The Dark Knight doesn’t have anything in common with Breaking Bad except for one key quote: “You either die a hero or live long enough to see oneself become the criminal.” The quote could not be more accurate in the case of Walter White in AMC’s flagship series.
Breaking Bad is one of the few exceptions to the rule of many shows having peaks and valleys through seasons. Every season builds on the previous season’s suspense and plot layers, culminating in some of the best TV episodes ever written. The previous season came to a dramatic conclusion.
Gus Fring is no longer alive. Walter White is on top of the world, despite the fact that the operation is in shambles. Until, of course, the first scene of this film. Walter White is a completely different person now; he’s desperate and on the run. He’s eluding the cops with his long hair and tattered clothing, and something has imploded in his face.
This effectively establishes the atmosphere and mood for the season finale.

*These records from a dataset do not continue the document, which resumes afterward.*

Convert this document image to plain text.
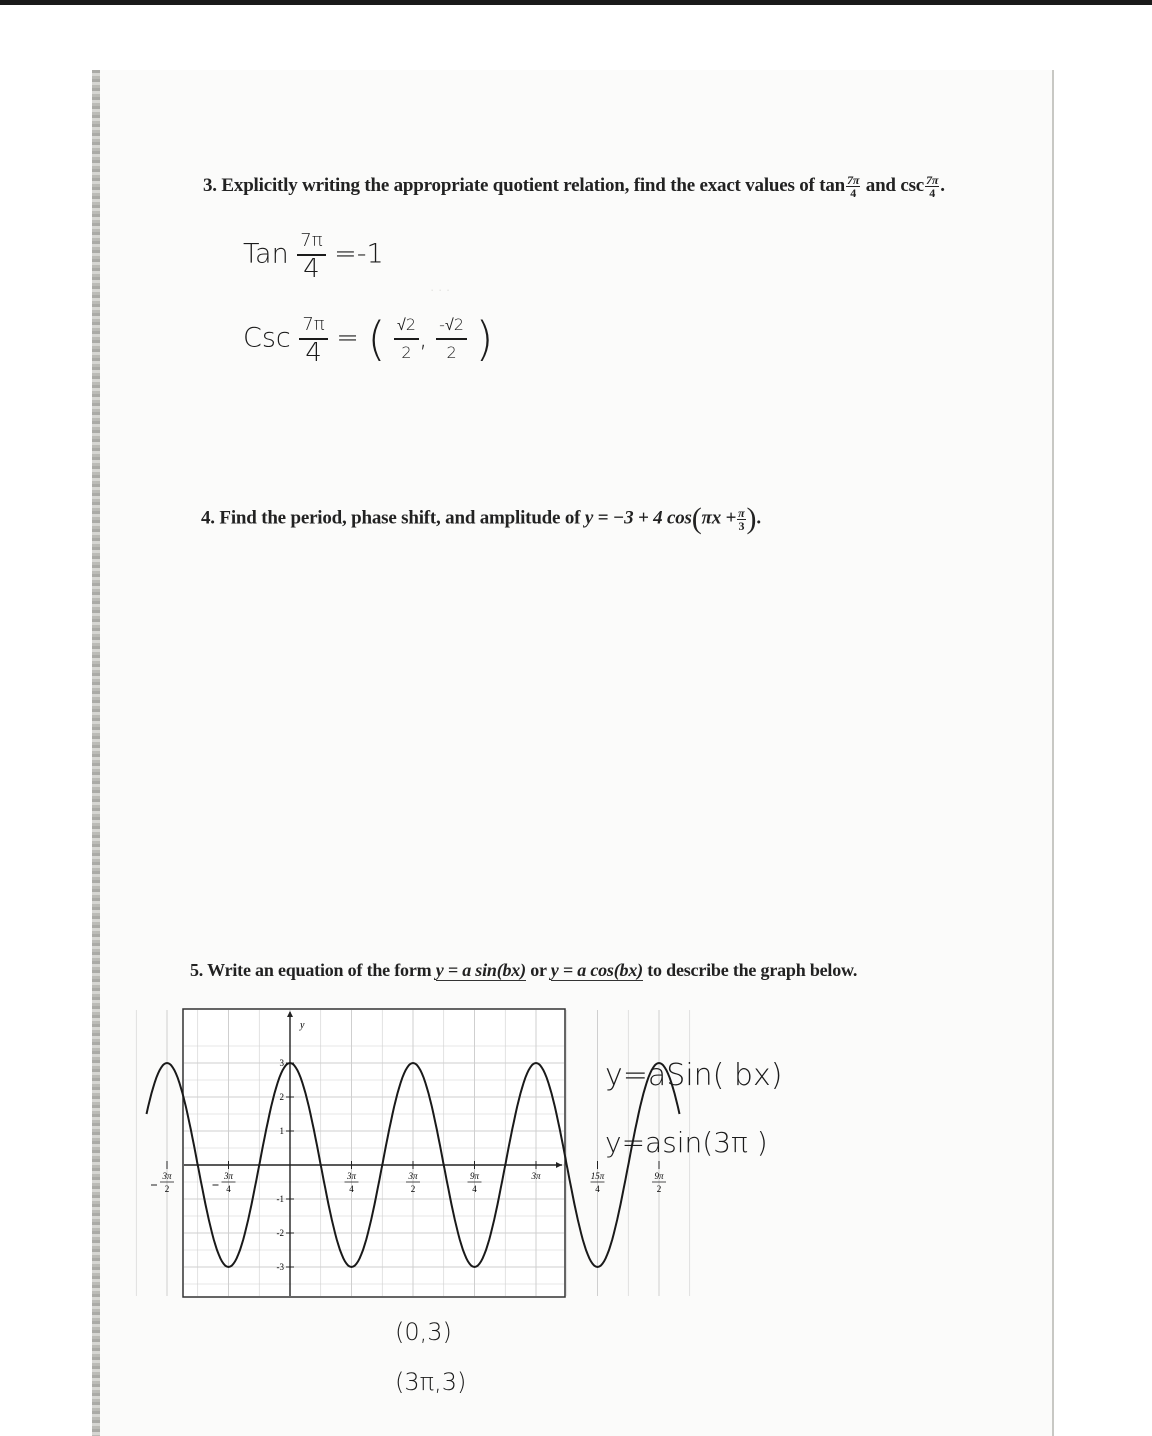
· · ·
3. Explicitly writing the appropriate quotient relation, find the exact values of $\tan \frac{7\pi}{4}$ and $\csc \frac{7\pi}{4}$ .
Tan 7π
4 =-1
Csc 7π
4 = ( $\frac{√2}{2}$ , $\frac{-√2}{2}$ )
4. Find the period, phase shift, and amplitude of y = −3 + 4 $\cos(\pi x + \frac{\pi}{3}$ ).
5. Write an equation of the form y = a sin(bx) or y = a cos(bx) to describe the graph below.
3π
2
3π
4
3π
4
3π
2
9π
4
3π	15π
4
9π
2
3
2
1
-1
-2
-3
y
y=aSin( bx)
y=asin(3π )
(0,3)
(3π,3)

Walter will be apprehended, but the question now is how and when. In comparison to season 2’s pink teddy and the subsequent plane crash, which foreshadowed a potential result, this creates a completely different feeling, one that feels even more urgent and desperate.
The key source of stress here is Walter’s effort to pick up where Gus Fring left off. He divides the company into three parts: himself, Jesse, and Mike. Things are looking up, at least for now, but Walter’s adoption of Fring’s spot at the top comes with the same icy brutality.
Along with the plot, there are various instances of symbology, colors, lighting, and clever camera angles that contribute to the story’s scope. For most of the season, Walter’s family home, for example, is bathed in thick, unforgiving shadows. Through pillars, windows, and even a coffee table with broken bottles, the camera deliberately builds a barrier between the “good guys” and the “bad guys.
On top of that, there’s the music, which is an integral part of the series. Every song is carefully selected, with lyrics that emphasize the message being conveyed. That’s not to mention the penultimate episode, which concludes with a fitting rendition of the main title sequence we’ve all become accustomed to hearing over the years.
Breaking Bad’s success is due to the masterful mix of elements that it employs. Yes, the plot is surprising and contains some bizarre moments, but Breaking Bad is so much more. All of the above elements come together to create a chemical reaction unlike anything else seen on the small screen.